ISSUE 49
November 2010

Michael Blumenthal

 

Michael Blumenthal Michael Blumenthal's seventh book of poems, And, was published by BOA Editions in 2009. He is also the author of the memoir All My Mothers and Fathers, the novel Weinstock Among The Dying, and a collection of essays from Central Europe, When History Enters The House. He is currently a Visiting Professor of Law at West Virginia University's College of Law.
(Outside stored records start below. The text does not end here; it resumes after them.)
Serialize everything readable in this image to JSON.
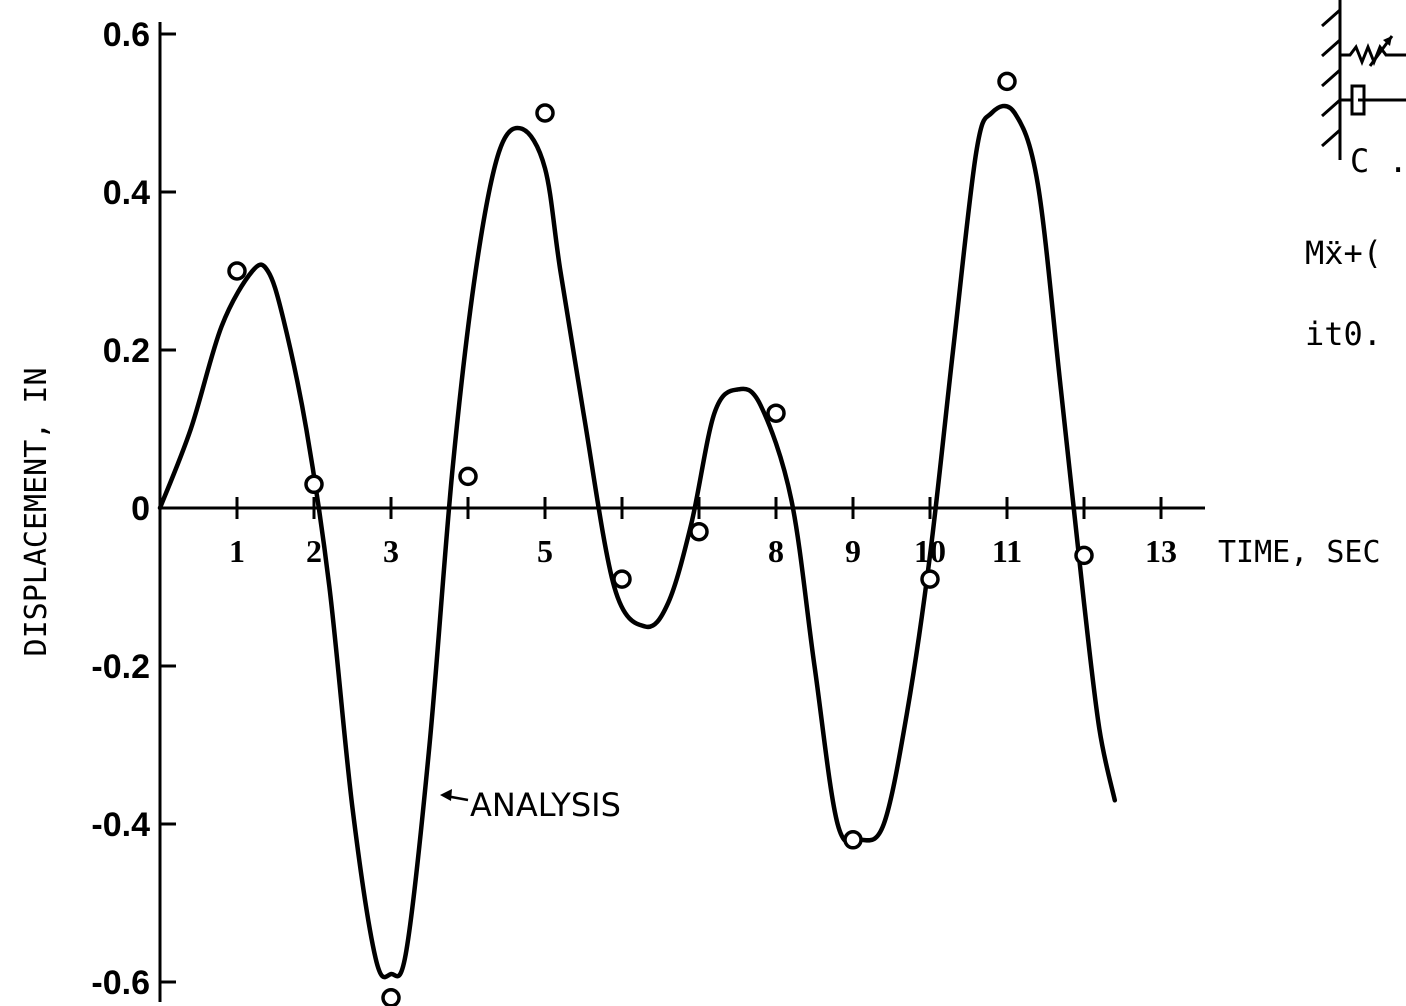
{
  "chart_data": {
    "type": "line",
    "title": "",
    "xlabel": "TIME, SEC",
    "ylabel": "DISPLACEMENT, IN",
    "xlim": [
      0,
      13
    ],
    "ylim": [
      -0.6,
      0.6
    ],
    "x_ticks": [
      {
        "value": 1,
        "label": "1"
      },
      {
        "value": 2,
        "label": "2"
      },
      {
        "value": 3,
        "label": "3"
      },
      {
        "value": 4,
        "label": ""
      },
      {
        "value": 5,
        "label": "5"
      },
      {
        "value": 6,
        "label": ""
      },
      {
        "value": 7,
        "label": ""
      },
      {
        "value": 8,
        "label": "8"
      },
      {
        "value": 9,
        "label": "9"
      },
      {
        "value": 10,
        "label": "10"
      },
      {
        "value": 11,
        "label": "11"
      },
      {
        "value": 12,
        "label": ""
      },
      {
        "value": 13,
        "label": "13"
      }
    ],
    "y_ticks": [
      {
        "value": 0.6,
        "label": "0.6"
      },
      {
        "value": 0.4,
        "label": "0.4"
      },
      {
        "value": 0.2,
        "label": "0.2"
      },
      {
        "value": 0,
        "label": "0"
      },
      {
        "value": -0.2,
        "label": "-0.2"
      },
      {
        "value": -0.4,
        "label": "-0.4"
      },
      {
        "value": -0.6,
        "label": "-0.6"
      }
    ],
    "series": [
      {
        "name": "ANALYSIS",
        "style": "line",
        "x": [
          0,
          0.4,
          0.8,
          1.2,
          1.4,
          1.6,
          1.9,
          2.2,
          2.5,
          2.8,
          3.0,
          3.2,
          3.5,
          3.8,
          4.1,
          4.4,
          4.7,
          5.0,
          5.2,
          5.5,
          5.9,
          6.3,
          6.6,
          6.9,
          7.2,
          7.5,
          7.8,
          8.2,
          8.5,
          8.8,
          9.1,
          9.4,
          9.7,
          10.0,
          10.3,
          10.6,
          10.8,
          11.1,
          11.4,
          11.7,
          12.0,
          12.2,
          12.4
        ],
        "y": [
          0,
          0.1,
          0.23,
          0.3,
          0.3,
          0.24,
          0.1,
          -0.1,
          -0.38,
          -0.57,
          -0.59,
          -0.56,
          -0.3,
          0.05,
          0.3,
          0.45,
          0.48,
          0.43,
          0.3,
          0.12,
          -0.1,
          -0.15,
          -0.12,
          -0.02,
          0.12,
          0.15,
          0.13,
          0.01,
          -0.2,
          -0.4,
          -0.42,
          -0.4,
          -0.26,
          -0.06,
          0.2,
          0.45,
          0.5,
          0.5,
          0.41,
          0.15,
          -0.12,
          -0.28,
          -0.37
        ]
      },
      {
        "name": "",
        "style": "points",
        "x": [
          1,
          2,
          3,
          4,
          5,
          6,
          7,
          8,
          9,
          10,
          11,
          12
        ],
        "y": [
          0.3,
          0.03,
          -0.62,
          0.04,
          0.5,
          -0.09,
          -0.03,
          0.12,
          -0.42,
          -0.09,
          0.54,
          -0.06
        ]
      }
    ],
    "annotations": {
      "analysis_label": "ANALYSIS",
      "equation_fragment": "Mẍ+(",
      "equation_fragment_2": "it0.",
      "inset_label": "C ."
    },
    "grid": false
  }
}
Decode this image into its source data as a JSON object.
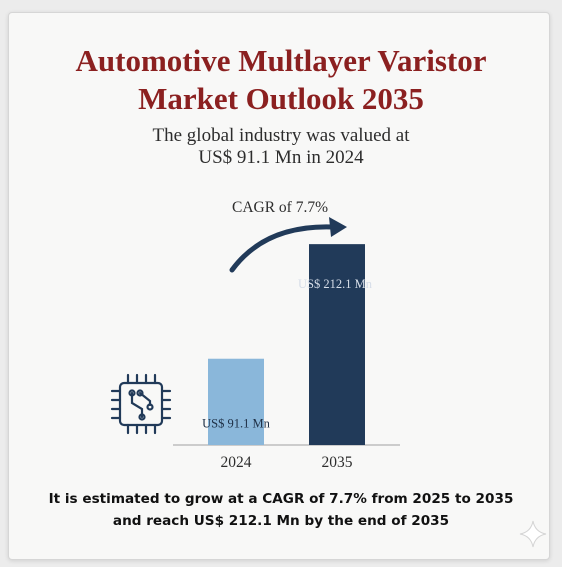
{
  "title_line1": "Automotive Multlayer Varistor",
  "title_line2": "Market Outlook 2035",
  "subtitle_line1": "The global industry was valued at",
  "subtitle_line2": "US$ 91.1 Mn in 2024",
  "footer_line1": "It is estimated to grow at a CAGR of 7.7% from 2025 to 2035",
  "footer_line2": "and reach US$ 212.1 Mn by the end of 2035",
  "icon": "circuit-chip-icon",
  "colors": {
    "title": "#8b2020",
    "bar_2024": "#8ab7da",
    "bar_2035": "#213a59",
    "arrow": "#213a59"
  },
  "chart_data": {
    "type": "bar",
    "categories": [
      "2024",
      "2035"
    ],
    "values": [
      91.1,
      212.1
    ],
    "value_labels": [
      "US$ 91.1 Mn",
      "US$ 212.1 Mn"
    ],
    "annotation": "CAGR of 7.7%",
    "xlabel": "",
    "ylabel": "",
    "grid": false
  }
}
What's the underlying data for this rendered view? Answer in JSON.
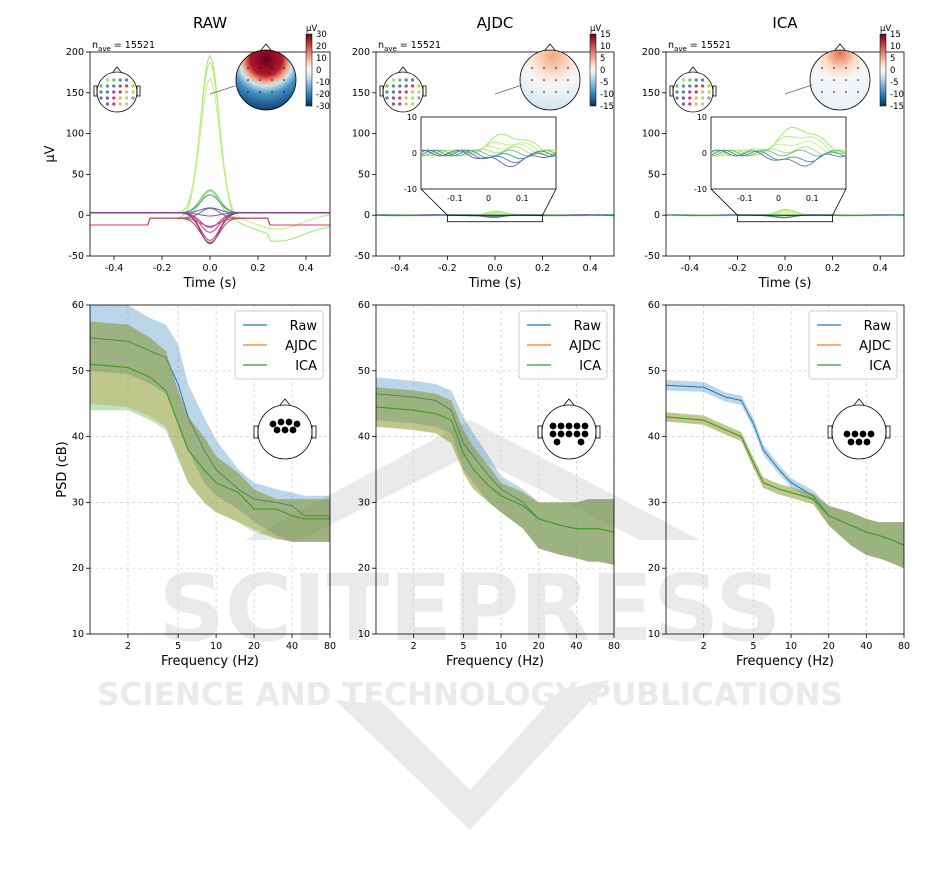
{
  "watermark": {
    "line1": "SCITEPRESS",
    "line2": "SCIENCE AND TECHNOLOGY PUBLICATIONS"
  },
  "colors": {
    "raw": "#1f77b4",
    "ajdc": "#ff7f0e",
    "ica": "#2ca02c",
    "watermark": "#d9d9d9"
  },
  "erp_shared": {
    "xlabel": "Time (s)",
    "ylabel": "µV",
    "nave_label": "n",
    "nave_sub": "ave",
    "nave_value": " = 15521",
    "cbar_unit": "µV"
  },
  "psd_shared": {
    "xlabel": "Frequency (Hz)",
    "ylabel": "PSD (cB)",
    "legend": [
      "Raw",
      "AJDC",
      "ICA"
    ]
  },
  "chart_data": [
    {
      "type": "line",
      "panel": "erp",
      "title": "RAW",
      "xlim": [
        -0.5,
        0.5
      ],
      "ylim": [
        -50,
        200
      ],
      "xticks": [
        "-0.4",
        "-0.2",
        "0.0",
        "0.2",
        "0.4"
      ],
      "yticks": [
        "-50",
        "0",
        "50",
        "100",
        "150",
        "200"
      ],
      "cbar_ticks": [
        "30",
        "20",
        "10",
        "0",
        "-10",
        "-20",
        "-30"
      ],
      "peak_time": 0.0,
      "series_peaks": [
        200,
        185,
        165,
        33,
        28,
        22,
        12,
        6,
        -4,
        -10,
        -18,
        -24,
        -30,
        -34,
        -38
      ],
      "inset": null
    },
    {
      "type": "line",
      "panel": "erp",
      "title": "AJDC",
      "xlim": [
        -0.5,
        0.5
      ],
      "ylim": [
        -50,
        200
      ],
      "xticks": [
        "-0.4",
        "-0.2",
        "0.0",
        "0.2",
        "0.4"
      ],
      "yticks": [
        "-50",
        "0",
        "50",
        "100",
        "150",
        "200"
      ],
      "cbar_ticks": [
        "15",
        "10",
        "5",
        "0",
        "-5",
        "-10",
        "-15"
      ],
      "peak_time": 0.0,
      "series_peaks": [
        5,
        3,
        2,
        1,
        0,
        -1,
        -2,
        -3
      ],
      "inset": {
        "xlim": [
          -0.2,
          0.2
        ],
        "ylim": [
          -10,
          10
        ],
        "xticks": [
          "-0.1",
          "0",
          "0.1"
        ],
        "yticks": [
          "10",
          "0",
          "-10"
        ]
      }
    },
    {
      "type": "line",
      "panel": "erp",
      "title": "ICA",
      "xlim": [
        -0.5,
        0.5
      ],
      "ylim": [
        -50,
        200
      ],
      "xticks": [
        "-0.4",
        "-0.2",
        "0.0",
        "0.2",
        "0.4"
      ],
      "yticks": [
        "-50",
        "0",
        "50",
        "100",
        "150",
        "200"
      ],
      "cbar_ticks": [
        "15",
        "10",
        "5",
        "0",
        "-5",
        "-10",
        "-15"
      ],
      "peak_time": 0.0,
      "series_peaks": [
        7,
        5,
        3,
        1,
        0,
        -2,
        -3
      ],
      "inset": {
        "xlim": [
          -0.2,
          0.2
        ],
        "ylim": [
          -10,
          10
        ],
        "xticks": [
          "-0.1",
          "0",
          "0.1"
        ],
        "yticks": [
          "10",
          "0",
          "-10"
        ]
      }
    },
    {
      "type": "area",
      "panel": "psd",
      "xscale": "log",
      "xlim": [
        1,
        80
      ],
      "ylim": [
        10,
        60
      ],
      "xticks": [
        "2",
        "5",
        "10",
        "20",
        "40",
        "80"
      ],
      "yticks": [
        "10",
        "20",
        "30",
        "40",
        "50",
        "60"
      ],
      "grid": true,
      "legend_position": "top-right",
      "x": [
        1,
        2,
        3,
        4,
        5,
        6,
        8,
        10,
        15,
        20,
        30,
        40,
        50,
        60,
        80
      ],
      "series": [
        {
          "name": "Raw",
          "mean": [
            55,
            54.5,
            53,
            52,
            48,
            43,
            38,
            35,
            32,
            30.5,
            30,
            29.5,
            28,
            28,
            28
          ],
          "lower": [
            50,
            49.5,
            48,
            46.5,
            42,
            38,
            33,
            31,
            29,
            27,
            25,
            24,
            24,
            24,
            24
          ],
          "upper": [
            60,
            60,
            58,
            57,
            54,
            48,
            43,
            39.5,
            35,
            33,
            32,
            31.5,
            31,
            31,
            31
          ]
        },
        {
          "name": "AJDC",
          "mean": [
            51,
            50.5,
            49,
            47,
            42,
            38,
            35,
            33,
            31.5,
            29,
            29,
            28,
            27.5,
            27.5,
            27.5
          ],
          "lower": [
            45,
            44.5,
            43,
            41.5,
            37,
            33,
            30,
            28.5,
            27,
            26,
            24.5,
            24,
            24,
            24,
            24
          ],
          "upper": [
            57.5,
            57,
            55,
            53,
            47,
            43,
            40,
            37,
            34.5,
            32,
            30.5,
            30.5,
            30.5,
            30.5,
            30.5
          ]
        },
        {
          "name": "ICA",
          "mean": [
            51,
            50.5,
            49,
            47,
            42,
            38,
            35,
            33,
            31.5,
            29,
            29,
            28,
            27.5,
            27.5,
            27.5
          ],
          "lower": [
            44,
            44,
            42.5,
            41,
            36.5,
            33,
            30,
            28.5,
            27,
            25.5,
            24.5,
            24,
            24,
            24,
            24
          ],
          "upper": [
            57.5,
            57,
            55,
            53,
            47,
            43,
            40,
            37,
            34.5,
            32,
            30.5,
            30.5,
            30.5,
            30.5,
            30.5
          ]
        }
      ]
    },
    {
      "type": "area",
      "panel": "psd",
      "xscale": "log",
      "xlim": [
        1,
        80
      ],
      "ylim": [
        10,
        60
      ],
      "xticks": [
        "2",
        "5",
        "10",
        "20",
        "40",
        "80"
      ],
      "yticks": [
        "10",
        "20",
        "30",
        "40",
        "50",
        "60"
      ],
      "grid": true,
      "legend_position": "top-right",
      "x": [
        1,
        2,
        3,
        4,
        5,
        6,
        8,
        10,
        15,
        20,
        30,
        40,
        50,
        60,
        80
      ],
      "series": [
        {
          "name": "Raw",
          "mean": [
            46.5,
            46,
            45.5,
            44,
            39,
            37,
            34,
            32,
            30,
            27.5,
            26.5,
            26,
            26,
            26,
            25.5
          ],
          "lower": [
            42.5,
            42,
            41.5,
            40.5,
            35,
            33,
            30,
            28.5,
            26,
            23,
            22,
            21.5,
            21,
            21,
            20.5
          ],
          "upper": [
            49,
            48.5,
            48,
            47,
            43,
            40.5,
            37,
            34,
            32,
            30,
            30,
            30,
            30.5,
            30.5,
            30.5
          ]
        },
        {
          "name": "AJDC",
          "mean": [
            44.5,
            44,
            43.5,
            42.5,
            37.5,
            35,
            32.5,
            31,
            29.5,
            27.5,
            26.5,
            26,
            26,
            26,
            25.5
          ],
          "lower": [
            41.5,
            41,
            40.5,
            39,
            34.5,
            32,
            30,
            28.5,
            26,
            23,
            22,
            21.5,
            21,
            21,
            20.5
          ],
          "upper": [
            47.5,
            47,
            46.5,
            45.5,
            41,
            38.5,
            35.5,
            33,
            31.5,
            30,
            30,
            30,
            30.5,
            30.5,
            30.5
          ]
        },
        {
          "name": "ICA",
          "mean": [
            44.5,
            44,
            43.5,
            42.5,
            37.5,
            35,
            32.5,
            31,
            29.5,
            27.5,
            26.5,
            26,
            26,
            26,
            25.5
          ],
          "lower": [
            41.5,
            41,
            40.5,
            39,
            34.5,
            32,
            30,
            28.5,
            26,
            23,
            22,
            21.5,
            21,
            21,
            20.5
          ],
          "upper": [
            47.5,
            47,
            46.5,
            45.5,
            41,
            38.5,
            35.5,
            33,
            31.5,
            30,
            30,
            30,
            30.5,
            30.5,
            30.5
          ]
        }
      ]
    },
    {
      "type": "area",
      "panel": "psd",
      "xscale": "log",
      "xlim": [
        1,
        80
      ],
      "ylim": [
        10,
        60
      ],
      "xticks": [
        "2",
        "5",
        "10",
        "20",
        "40",
        "80"
      ],
      "yticks": [
        "10",
        "20",
        "30",
        "40",
        "50",
        "60"
      ],
      "grid": true,
      "legend_position": "top-right",
      "x": [
        1,
        2,
        3,
        4,
        5,
        6,
        8,
        10,
        15,
        20,
        30,
        40,
        50,
        60,
        80
      ],
      "series": [
        {
          "name": "Raw",
          "mean": [
            47.8,
            47.5,
            46,
            45.5,
            42,
            38,
            35,
            33,
            31,
            28,
            26.5,
            25.5,
            25,
            24.5,
            23.5
          ],
          "lower": [
            47,
            46.8,
            45.3,
            44.8,
            41.2,
            37.2,
            34.3,
            32.3,
            30.2,
            26.5,
            23.5,
            22,
            21.5,
            21,
            20
          ],
          "upper": [
            48.6,
            48.3,
            46.7,
            46.2,
            42.8,
            38.8,
            35.7,
            33.7,
            31.8,
            29.5,
            28.5,
            27.5,
            27,
            27,
            27
          ]
        },
        {
          "name": "AJDC",
          "mean": [
            43,
            42.5,
            41,
            40,
            36,
            33,
            32,
            31.5,
            30.5,
            28,
            26.5,
            25.5,
            25,
            24.5,
            23.5
          ],
          "lower": [
            42.3,
            41.8,
            40.3,
            39.3,
            35.2,
            32.2,
            31.2,
            30.7,
            29.7,
            26.5,
            23.5,
            22,
            21.5,
            21,
            20
          ],
          "upper": [
            43.7,
            43.2,
            41.7,
            40.7,
            36.8,
            33.8,
            32.8,
            32.3,
            31.3,
            29.5,
            28.5,
            27.5,
            27,
            27,
            27
          ]
        },
        {
          "name": "ICA",
          "mean": [
            43,
            42.5,
            41,
            40,
            36,
            33,
            32,
            31.5,
            30.5,
            28,
            26.5,
            25.5,
            25,
            24.5,
            23.5
          ],
          "lower": [
            42.3,
            41.8,
            40.3,
            39.3,
            35.2,
            32.2,
            31.2,
            30.7,
            29.7,
            26.5,
            23.5,
            22,
            21.5,
            21,
            20
          ],
          "upper": [
            43.7,
            43.2,
            41.7,
            40.7,
            36.8,
            33.8,
            32.8,
            32.3,
            31.3,
            29.5,
            28.5,
            27.5,
            27,
            27,
            27
          ]
        }
      ]
    }
  ]
}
Written On The Day After My Sister's Death    


The swan couple, as every year at this time,
are cruising the shore of Lake Balaton
with their seven little ones—
it's always seven, I count each year—
they are looking for crumbs and sandwich bits
from the bathers along the shore,
the female out front,
the male behind,
the young ones between
and they always remind me
of the passing and recurrence of things,
as do the storks nesting on my neighbor's chimney
with their infants—
sometimes two, sometimes three—
but always the return from southern climes
and, always again, these births,
this familial coherence
that soothes, somehow, beyond ourselves
as today, the late afternoon sun in my face
and the swans perambulating the shore,
I closed my eyes and fell asleep
and when I looked up,
they were still there, that family of swans,
making their way toward me
with their seven brown babies—
not six, I counted them again—
but seven still.





 

Madden's Pond    


Old man Madden is surely dead by now,
and the pond itself overgrown with weeds,
the site of a development or mall,
or just itself, but ordinary now,
a festering stink hole of memory and mud,
though it was once so heavenly to me,
when I would go there with my girl (the girl
I loved then, best I could), our tent, and
our two old cats, Emily and Muir, week-ends
after teaching, packed into the little Beetle
we had bought, straight from the factory
that famous summer, 1969, when three men
landed on the moon and Woodstock happened,
and the Isle of Wight, and Kennedy took
Mary Jane Kopechne for a drive (all, it seemed,
in just a matter of days, as if even history itself
could be compressed), but, meanwhile, back
at Madden's Pond, the frogs were jumping
and the crickets wild, with high school students
humping on the grass in summer love and heat,
without remorse, as she and I, too, shook
each other with a passion only youth allows,
and old man Madden fed a young deer on the lawn,
and everything seemed possible and good
at Madden's Pond, which doubtlessly exists no more
though it did then, and Madden too, and love
and possibility, and youth and air, still undefeated
and so wholly good, we thought it was eternal,
as we'd like to even now, when ponds are gone
and old men too, and girls, and younger love.